Spanish Explorers Arrive in San Pancho
The Spanish first arrived in the region in the year 1524 and made contact with the Cora and Huichol tribes. This is also the year that the Spanish military explorer Don Francisco Cortés de Buenaventura arrived at San Pancho. At this time, he named the town San Francisco, in reference to St. Francis of Assisi, the patron saint for animals and nature.
For more than 100 years, Spanish conquistadors would destroy native Cora towns and try to take over the land. In 1722, the tribe leader was captured and the Spanish began establishing missions throughout the Cora territory. The Cora decided to fight and rebel against Spanish control, while the Huichol chose to flee and retreat into the mountains.
Land Reform in Mexico
One important outcome of the many rebellions and uprisings that occurred before and during the Mexican Revolution, was the creation of land reform. In 1914, presidents began focusing on land reform, seizing land from the elite and redistributing it to Mexicans in need. The land that was given back to the communities was referred to as ejidal (community) land. This began the momentum of using land reform as a type of nationalization, where all Mexican citizens have land to work in order to support their families, regardless of economic status. However, over the years, land reform has gone back and forth between giving foreign owners and the wealthy access to more land and protecting the rights of Mexican citizens to own land as a right of citizenship. San Pancho is part of the Sayulita ejido that was formed in 1941. The Sayulita ejido includes Sayulita, San Pancho, Higuera Blanca, and Lo de Marcos.
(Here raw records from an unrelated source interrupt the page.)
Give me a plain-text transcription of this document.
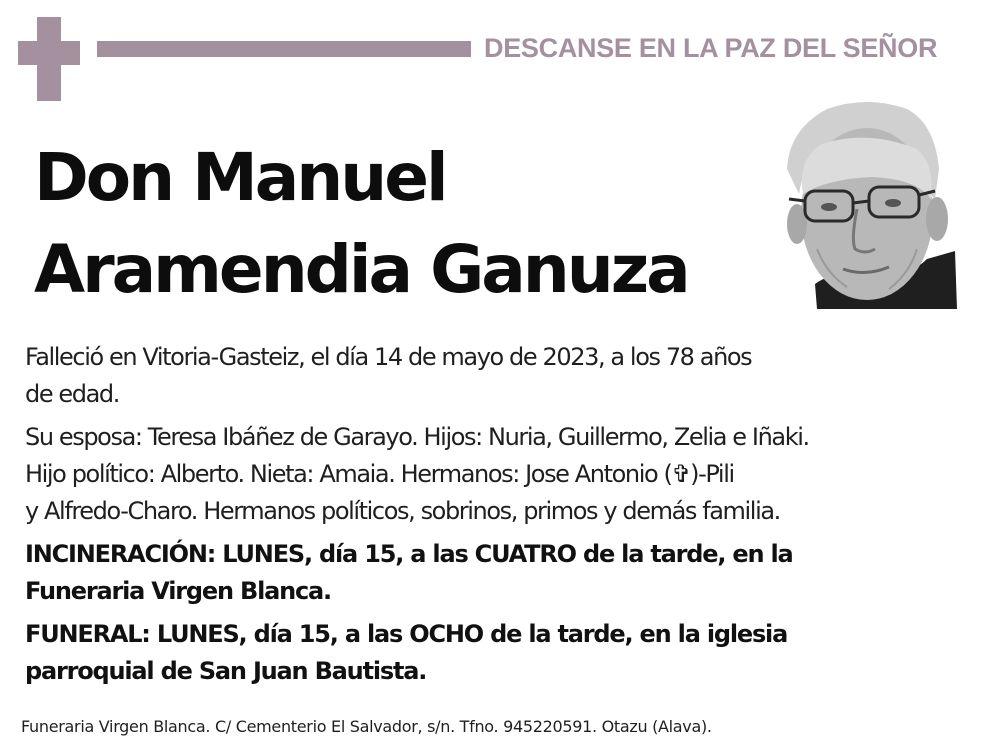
DESCANSE EN LA PAZ DEL SEÑOR
Don Manuel
Aramendia Ganuza

Falleció en Vitoria-Gasteiz, el día 14 de mayo de 2023, a los 78 años
de edad.

Su esposa: Teresa Ibáñez de Garayo. Hijos: Nuria, Guillermo, Zelia e Iñaki.
Hijo político: Alberto. Nieta: Amaia. Hermanos: Jose Antonio (✞)-Pili
y Alfredo-Charo. Hermanos políticos, sobrinos, primos y demás familia.

INCINERACIÓN: LUNES, día 15, a las CUATRO de la tarde, en la
Funeraria Virgen Blanca.

FUNERAL: LUNES, día 15, a las OCHO de la tarde, en la iglesia
parroquial de San Juan Bautista.

Funeraria Virgen Blanca. C/ Cementerio El Salvador, s/n. Tfno. 945220591. Otazu (Alava).
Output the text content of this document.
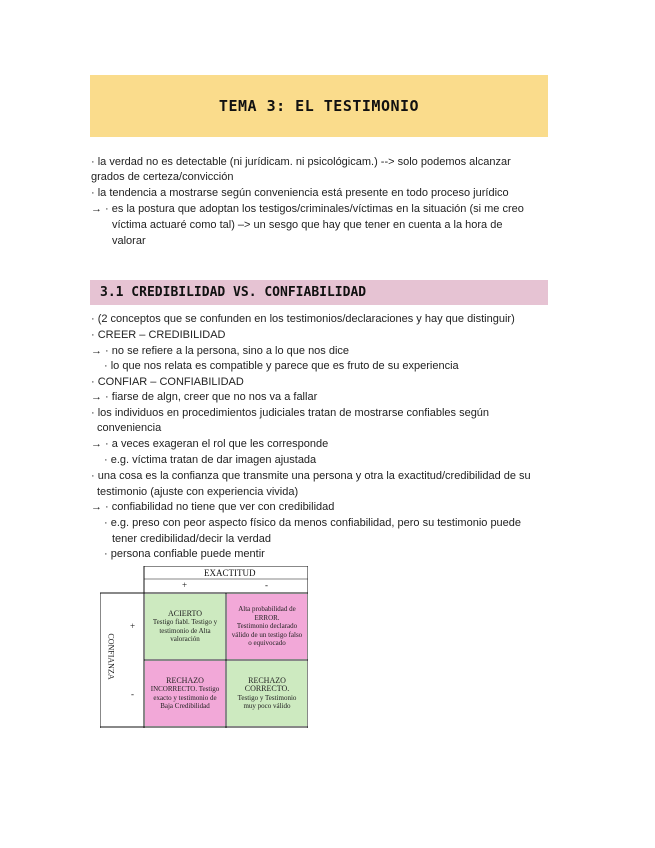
TEMA 3: EL TESTIMONIO
· la verdad no es detectable (ni jurídicam. ni psicológicam.) --> solo podemos alcanzar
grados de certeza/convicción
· la tendencia a mostrarse según conveniencia está presente en todo proceso jurídico
→ · es la postura que adoptan los testigos/criminales/víctimas en la situación (si me creo
víctima actuaré como tal) –> un sesgo que hay que tener en cuenta a la hora de
valorar
3.1 CREDIBILIDAD VS. CONFIABILIDAD
· (2 conceptos que se confunden en los testimonios/declaraciones y hay que distinguir)
· CREER – CREDIBILIDAD
→ · no se refiere a la persona, sino a lo que nos dice
· lo que nos relata es compatible y parece que es fruto de su experiencia
· CONFIAR – CONFIABILIDAD
→ · fiarse de algn, creer que no nos va a fallar
· los individuos en procedimientos judiciales tratan de mostrarse confiables según
conveniencia
→ · a veces exageran el rol que les corresponde
· e.g. víctima tratan de dar imagen ajustada
· una cosa es la confianza que transmite una persona y otra la exactitud/credibilidad de su
testimonio (ajuste con experiencia vivida)
→ · confiabilidad no tiene que ver con credibilidad
· e.g. preso con peor aspecto físico da menos confiabilidad, pero su testimonio puede
tener credibilidad/decir la verdad
· persona confiable puede mentir
EXACTITUD
+	-
CONFIANZA
+
-
ACIERTO
Testigo fiabl. Testigo y testimonio de Alta valoración
Alta probabilidad de ERROR.
Testimonio declarado válido de un testigo falso o equivocado
RECHAZO
INCORRECTO. Testigo exacto y testimonio de Baja Credibilidad
RECHAZO CORRECTO.
Testigo y Testimonio muy poco válido
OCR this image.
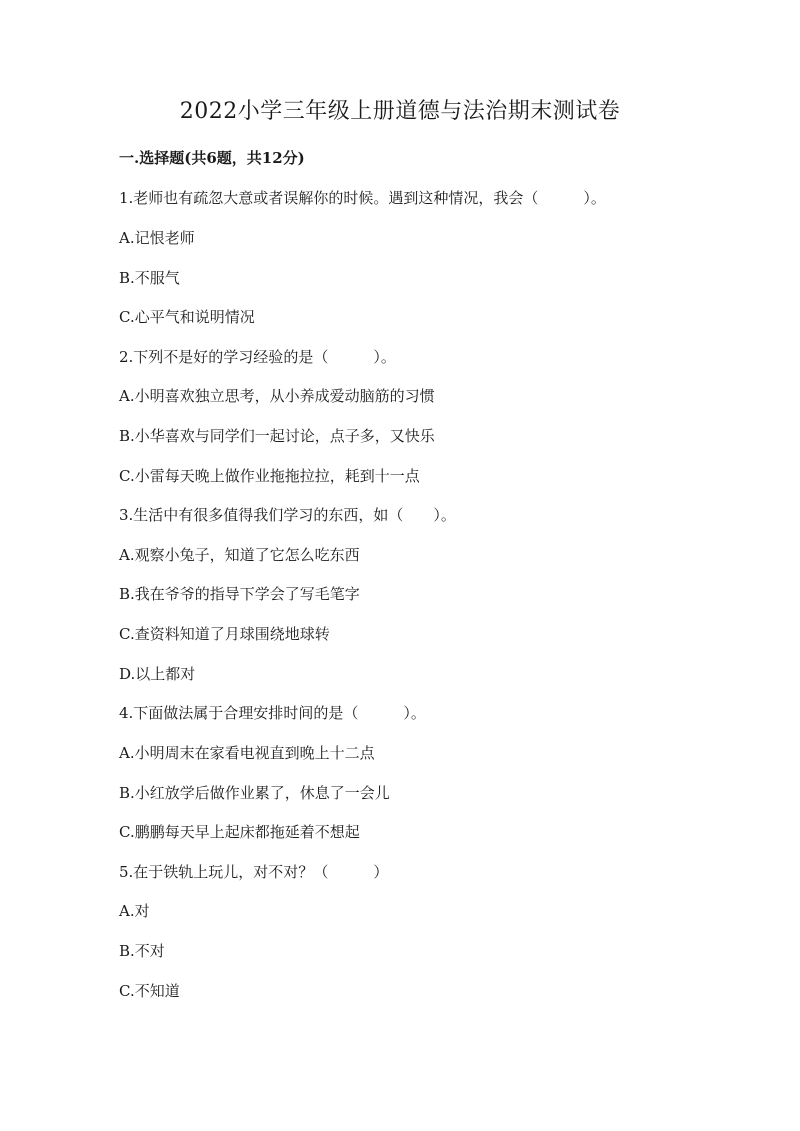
2022小学三年级上册道德与法治期末测试卷
一.选择题(共6题，共12分)
1.老师也有疏忽大意或者误解你的时候。遇到这种情况，我会（　　　）。
A.记恨老师
B.不服气
C.心平气和说明情况
2.下列不是好的学习经验的是（　　　）。
A.小明喜欢独立思考，从小养成爱动脑筋的习惯
B.小华喜欢与同学们一起讨论，点子多，又快乐
C.小雷每天晚上做作业拖拖拉拉，耗到十一点
3.生活中有很多值得我们学习的东西，如（　　）。
A.观察小兔子，知道了它怎么吃东西
B.我在爷爷的指导下学会了写毛笔字
C.查资料知道了月球围绕地球转
D.以上都对
4.下面做法属于合理安排时间的是（　　　）。
A.小明周末在家看电视直到晚上十二点
B.小红放学后做作业累了，休息了一会儿
C.鹏鹏每天早上起床都拖延着不想起
5.在于铁轨上玩儿，对不对？（　　　）
A.对
B.不对
C.不知道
Luis Echeverría Arrives At San Pancho
The ex-president of Mexico, Luis Echeverría, is considered the founding father of San Pancho because of his dedication to developing the town. San Pancho has always had a certain charm, which is evident by the fact that President Echeverría loved San Pancho so much, that he decided to make it the site of his family’s vacation retreat. While most towns along the coast of the Banderas Bay and the Riviera Nayarit are known as fishing villages, San Pancho has its roots in both ranching and fishing.
While president, Luis Echeverría dedicated his time to developing San Pancho into a model, self-sufficient village that other third-world countries could look to as an example. In fact, his inspiration can still be seen throughout the town. The name of San Pancho’s main street is called Tercer Mundo (Third World) and the names of all other streets are third-world countries and continents.
He funded numerous projects, including:
• Housing for the villagers
• A state-of-the-art teaching hospital
• An agriculture university
• A fruit processing factory for local, tropical fruits
• A fish processing center
However, after President Echeverría’s term was completed, he left the country and therefore San Pancho and his estate were abandoned. There was no more funding or support to continue the development of San Pancho: The factory ceased to operate, the University closed, and the town’s inhabitants were forced to leave their jobs at the factories and return to fishing and raising livestock.
Current Growth and Interest in San Pancho and the Banderas Bay Region
In recent years, as popularity in Puerto Vallarta has grown exponentially, more people have grown interested in exploring more quiet, untouched towns to the North.
Fortunately for San Pancho, growth has not matched that of its surrounding neighbors and allows the town to retain its unique qualities as a community. Currently, San Pancho continues to be an example in the region with projects like a non-profit community center, called EntreAmigos, and is also referred to as the Cultural Capital of the Riviera Nayarit.